48 s’est construit en tenant compte de cette assomption. Les situations historiques sont présentées au-delà de l’historicité de l’événement, dans un but d’intégrer tout un ensemble de mouvements et contre-mouvements qui traversent les images et les mots et qui se rapportent à la coalescence des différentes temporalités dans un même moment. (…) L’image d’archive se reconfigure selon le “point du temps d’où on la regarde”, l’histoire latente se modifie selon les regards qui l’interrogent, leurs temporalités se recomposent selon les réseaux et les constellations qu’elles configurent (Dias, 2017 : 209).

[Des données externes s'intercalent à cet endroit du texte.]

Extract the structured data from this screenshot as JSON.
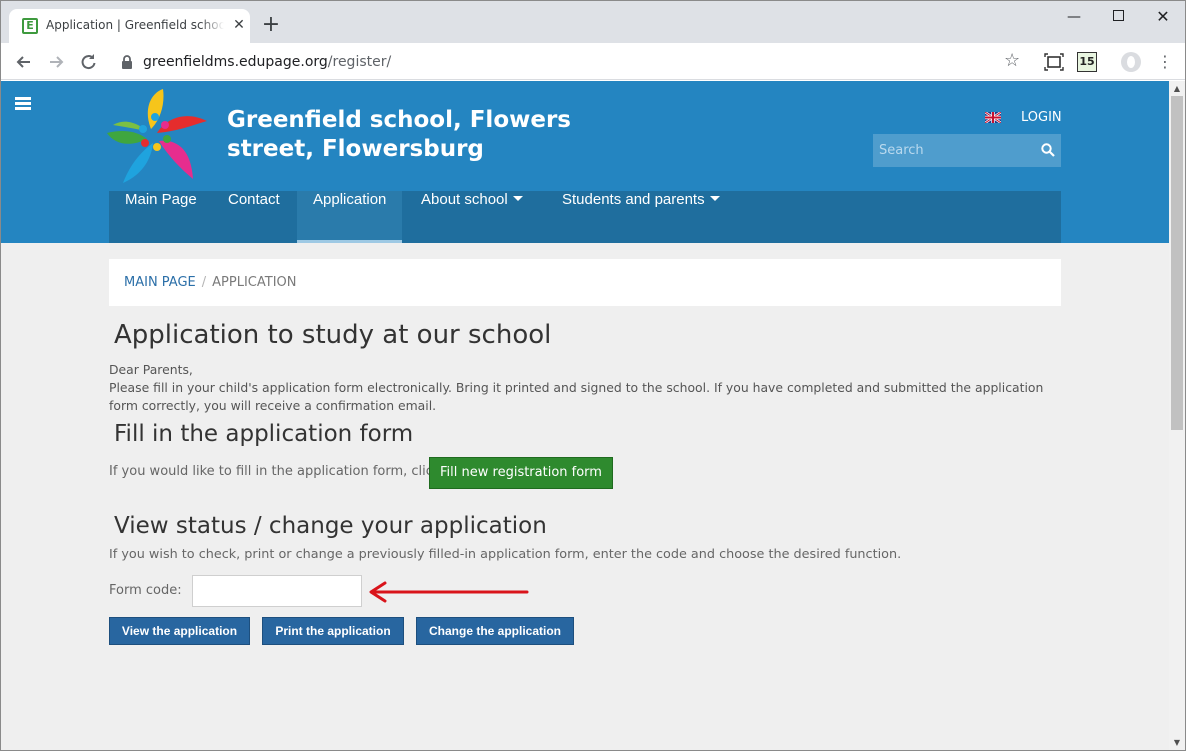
{
  "browser": {
    "tab_title": "Application | Greenfield school, Flowers street, Flowersburg",
    "tab_favicon_letter": "E",
    "new_tab": "+",
    "url_domain": "greenfieldms.edupage.org",
    "url_path": "/register/",
    "calendar_ext": "15",
    "minimize": "—",
    "close": "✕"
  },
  "header": {
    "school_name": "Greenfield school, Flowers street, Flowersburg",
    "login": "LOGIN",
    "search_placeholder": "Search"
  },
  "nav": {
    "items": [
      {
        "label": "Main Page"
      },
      {
        "label": "Contact"
      },
      {
        "label": "Application"
      },
      {
        "label": "About school"
      },
      {
        "label": "Students and parents"
      }
    ],
    "active_index": 2
  },
  "breadcrumb": {
    "home": "MAIN PAGE",
    "separator": "/",
    "current": "APPLICATION"
  },
  "content": {
    "title": "Application to study at our school",
    "intro_greeting": "Dear Parents,",
    "intro_text": "Please fill in your child's application form electronically. Bring it printed and signed to the school. If you have completed and submitted the application form correctly, you will receive a confirmation email.",
    "fill_heading": "Fill in the application form",
    "fill_text": "If you would like to fill in the application form, click:",
    "fill_button": "Fill new registration form",
    "status_heading": "View status / change your application",
    "status_text": "If you wish to check, print or change a previously filled-in application form, enter the code and choose the desired function.",
    "form_code_label": "Form code:",
    "form_code_value": "",
    "view_button": "View the application",
    "print_button": "Print the application",
    "change_button": "Change the application"
  },
  "colors": {
    "header_blue": "#2485c1",
    "nav_blue": "#1f6e9e",
    "green_button": "#2e8a2e",
    "blue_button": "#2866a0",
    "annotation_arrow": "#d9141b"
  }
}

Nous ne sommes pas orientés par des images contemporaines de ces prisonniers mais par leurs photos anciennes, tout en écoutant en même temps leurs voix actuelles. Mais ce qui me parait être le point crucial, c’est que ces voix qui se souviennent réagissent avant tout aux images. Dans 48, le spectateur assiste ainsi avant tout à des réactions affectives, intimes, des anciens prisonniers face aux photos montrées par la réalisatrice. C’est ainsi que nous entendons Rosa Viseu dire « Aïe, aïe, aïe, quelle coiffure… je voulais toujours aller chez le coiffeur, mais je n’y suis jamais parvenue » [00:43:33]. Ou Manuel Martins Pedro, « Eh bien, c’est ça, oui, en dessous du manteau j’avais un blouson, je me disais que si j’allais prendre des coups, au moins je serais bien protégé. Évidement c’était un raisonnement stupide (rires) » [00:13:15] ; ou Sofia Ferreira, « J’avais déjà des cheveux blancs ici, sur la photo on ne les voit pas, mais j’en avais déjà, mais si quelqu’un veut bien regarder… » [00:11:06]. Ou Maria Antónia Fiadeiro, « J’étais ici une petite jeune fille trop bête, oui, car je suis en train de rire pour les photographes de la PIDE, n’est-ce pas ? Pendant longtemps, j’ai très mal vécu cette photo car je trouvais que c’était une insulte, dans un lieu de tant de douleur et de résistance, j’émets ce rire idiot [00:33] ».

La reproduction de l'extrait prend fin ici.